Le analisi che hanno accompagnato il post partita di Napoli Inter ci dimostrano come, per la mente umana, ciò che accade negli ultimi minuti viene ricordato di più!
Ci raccontano di un Inter che avrebbe meritato la vittoria, di un Napoli fortunato, dei tre pali, dell’espulsione esagerata per Nagatomo, dell’incapacità di alcuni addetti ai lavori che hanno osato promuovere l’operato dell’arbitro!

Quello che trapela da questi episodi è la solita condanna a ciò che Napoli trasmette, ciò che Napoli mostra. Quando questa città riesce a produrre qualcosa di importante è sempre per colpa di qualcuno mai della forza di questo popolo, di questa squadra!

Ogni vittoria del Napoli è stata accompagnata da possibili errori della controparte, di errori arbitrali (anche se, ufficialmente, fonte paddy power, il Napoli sarebbe saldamente al comando senza errori arbitrali), di momenti negativi da parte delle squadre che rovinosamente hanno perso contro la squadra azzurra!

Paghiamo lo scotto che la stampa, le TV, i media in toto, hanno sede legale tra Roma e il Nord Italia! Paghiamo dazio per avere giornalisti sui libri paga di queste testate e, quindi, poco imparziali nel giudicare! 

Il Napoli, con l’Inter, è stato mostruoso! Possesso palla, tocchi veloci, forcing, pressing!

I 20′ finali sono paragonabili alla finale Champions persa dal Milan contro il Liverpool, la squadra si è staccata dalla gara, non c’era più il clima partita, l’Inter non si era dimostrata quella squadra raccontata dalla classifica! Invece il serpente nerazzurro aveva gli ultimi colpi in canna, i giocatori che sanno quanto degli episodi possono cambiare la storia (lo scorso anno finì 2a2 con la doppia rimonta dell’Inter! Almeno qualcosa sta cambiando) non si sono arresi!

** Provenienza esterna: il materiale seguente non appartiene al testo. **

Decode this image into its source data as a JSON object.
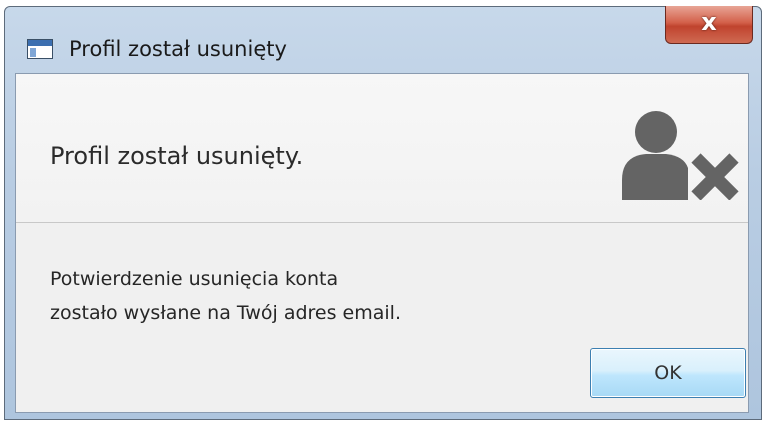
{
  "window": {
    "title": "Profil został usunięty",
    "close_label": "x"
  },
  "dialog": {
    "header_text": "Profil został usunięty.",
    "header_icon": "user-remove-icon",
    "message_lines": [
      "Potwierdzenie usunięcia konta",
      "zostało wysłane na Twój adres email."
    ],
    "ok_label": "OK"
  },
  "colors": {
    "titlebar": "#b9cde3",
    "close_button": "#c0432e",
    "ok_button_border": "#3c7fb1",
    "icon": "#646464"
  }
}
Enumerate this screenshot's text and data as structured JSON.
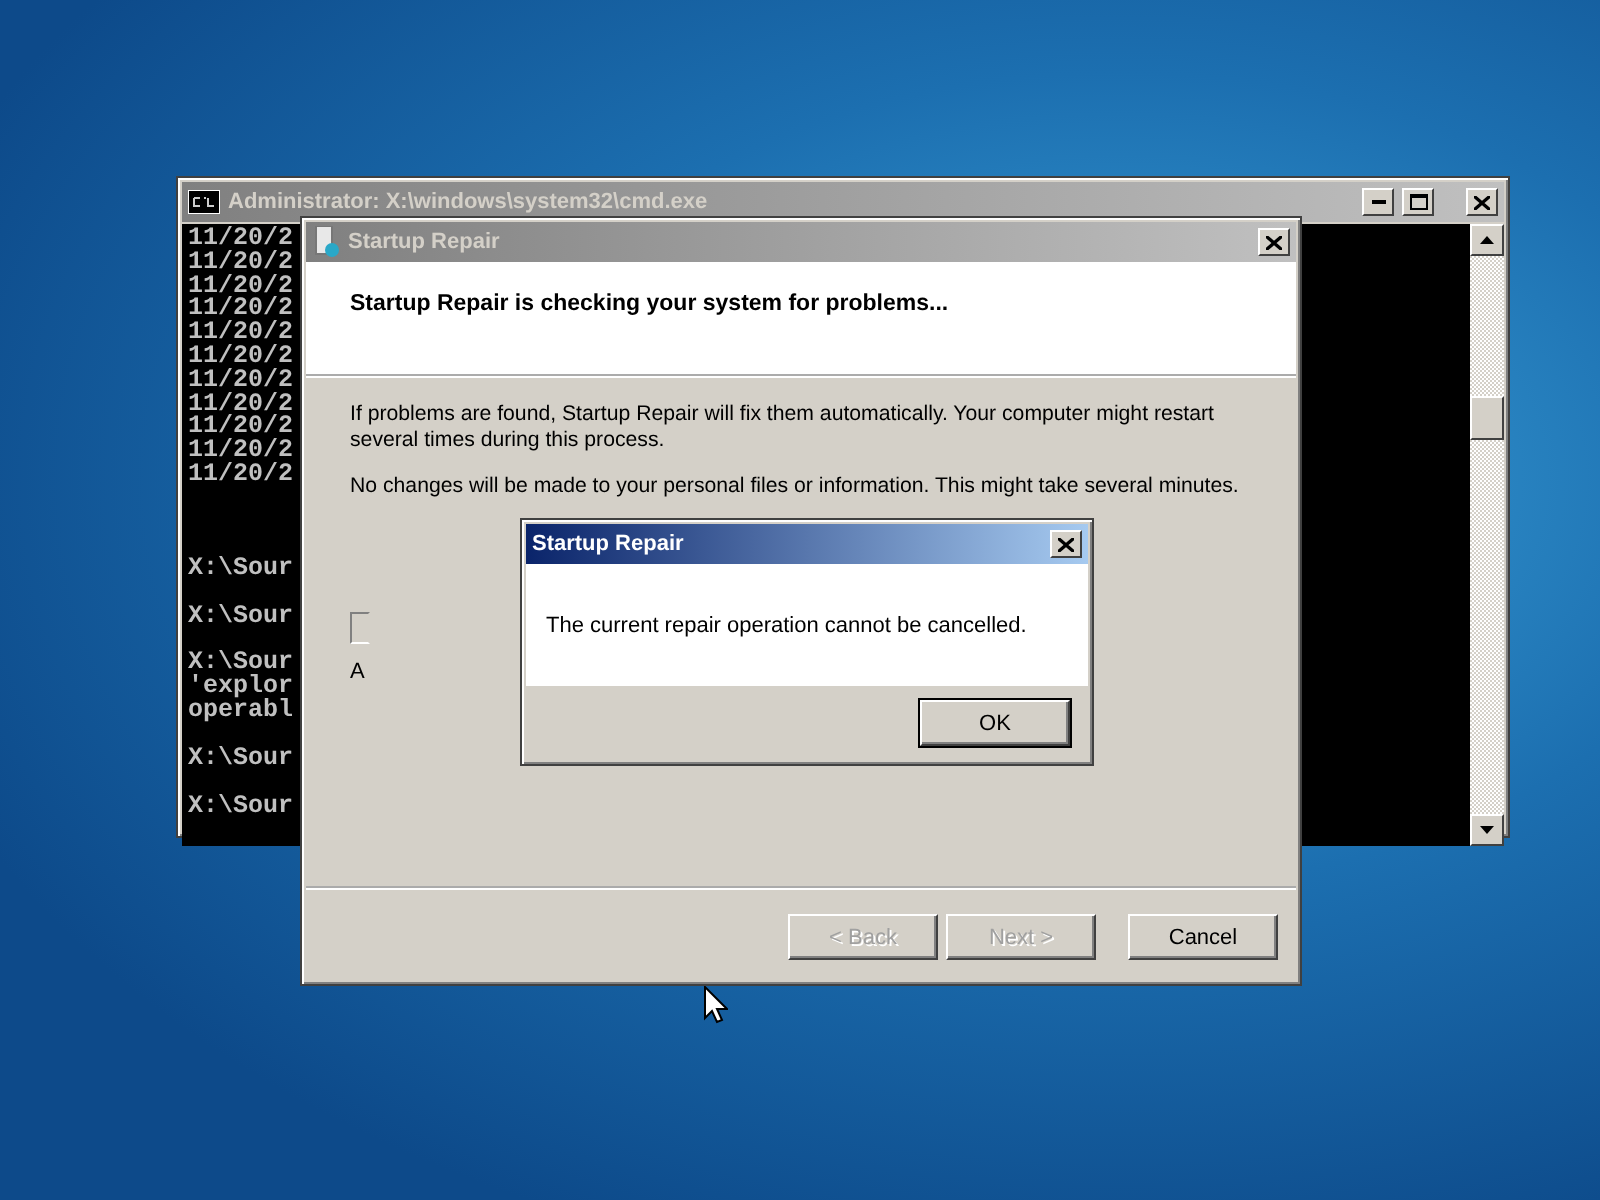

Ma 20 minuti non possono cancellare 72′ di assalto azzurro! Non possono cancellare 10 punti recuperati sull’Inter in classifica, 7 punti sulla Juventus, 4 sulla Roma, la goleada a San Siro, le manite e la goleada alla Lazio!

Questa è una squadra che merita la posizione attuale! Forse non basterà per essere la migliore al termine del campionato, solo perché il finale non è ancora scritto, ma serve a farci rivivere momenti dimenticati, vissuti dagli attuali quarantenni in su!

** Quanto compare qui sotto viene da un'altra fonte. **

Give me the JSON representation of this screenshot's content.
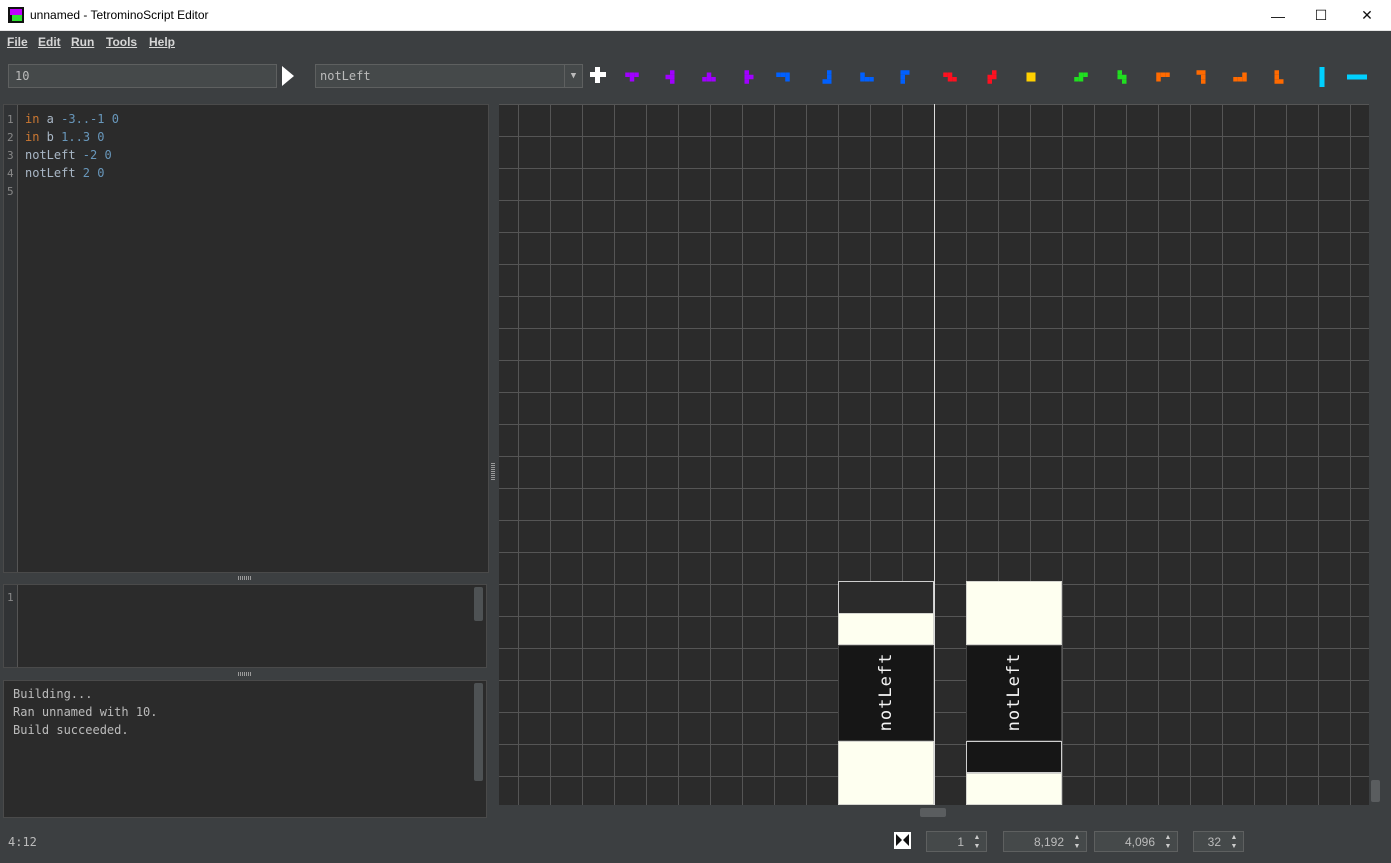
{
  "window": {
    "title": "unnamed - TetrominoScript Editor",
    "minimize": "—",
    "maximize": "☐",
    "close": "✕"
  },
  "menu": [
    "File",
    "Edit",
    "Run",
    "Tools",
    "Help"
  ],
  "toolbar": {
    "argument_value": "10",
    "selected_function": "notLeft",
    "pieces": [
      {
        "name": "t-up",
        "color": "#a000ff"
      },
      {
        "name": "t-left",
        "color": "#a000ff"
      },
      {
        "name": "t-down",
        "color": "#a000ff"
      },
      {
        "name": "t-right",
        "color": "#a000ff"
      },
      {
        "name": "j-left",
        "color": "#0060ff"
      },
      {
        "name": "j-up",
        "color": "#0060ff"
      },
      {
        "name": "j-right",
        "color": "#0060ff"
      },
      {
        "name": "j-down",
        "color": "#0060ff"
      },
      {
        "name": "z-horizontal",
        "color": "#ff1020"
      },
      {
        "name": "z-vertical",
        "color": "#ff1020"
      },
      {
        "name": "o",
        "color": "#ffd000"
      },
      {
        "name": "s-horizontal",
        "color": "#20e020"
      },
      {
        "name": "s-vertical",
        "color": "#20e020"
      },
      {
        "name": "l-left",
        "color": "#ff6a00"
      },
      {
        "name": "l-up",
        "color": "#ff6a00"
      },
      {
        "name": "l-right",
        "color": "#ff6a00"
      },
      {
        "name": "l-down",
        "color": "#ff6a00"
      },
      {
        "name": "i-vertical",
        "color": "#00d0ff"
      },
      {
        "name": "i-horizontal",
        "color": "#00d0ff"
      }
    ]
  },
  "editor": {
    "lines": [
      {
        "n": "1",
        "kw": "in",
        "rest": " a ",
        "args": "-3..-1 0"
      },
      {
        "n": "2",
        "kw": "in",
        "rest": " b ",
        "args": "1..3 0"
      },
      {
        "n": "3",
        "kw": "",
        "rest": "notLeft ",
        "args": "-2 0"
      },
      {
        "n": "4",
        "kw": "",
        "rest": "notLeft ",
        "args": "2 0"
      },
      {
        "n": "5",
        "kw": "",
        "rest": "",
        "args": ""
      }
    ]
  },
  "sub_editor": {
    "line_number": "1"
  },
  "console": {
    "lines": [
      "Building...",
      "Ran unnamed with 10.",
      "Build succeeded."
    ]
  },
  "canvas": {
    "labels": [
      "notLeft",
      "notLeft"
    ]
  },
  "status": {
    "cursor": "4:12",
    "spinners": [
      "1",
      "8,192",
      "4,096",
      "32"
    ]
  }
}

Serve a far rivivere l’emozione di essere semplicemente i primi, quelli che alzano il dito in classe è dicono “lo so io”!

Essere primi è un’emozione indescrivibile, un fatto bello.

La storia ci ha umiliato sottraendoci l’orgoglio di essere napoletani! Non facciamoci togliere la gioia che si prova ,ad essere sul tetto d’Italia, dall’invidia di chi ogni domenica inneggia il Vesuvio, dai racconti distorti di penne nordiste!

Quando un napoletano tifoso racconta di una squadra vincente, qualcuno, ci chiama “pulcinella”!

Ma la famosa maschera nata ad Acerra diceva: io so fesso perché aggia fà ‘o fesso, perché facendo ‘o fesso ve faccio fesso!

Allora facciamoli parlare, facciamoli scrivere, facciamoli fessi! pulcinella sa come reagire, come leggere e capire!

Le chiacchiere raccontano ciò che vogliono, la storia, lo sappiamo tutti, è un’altra!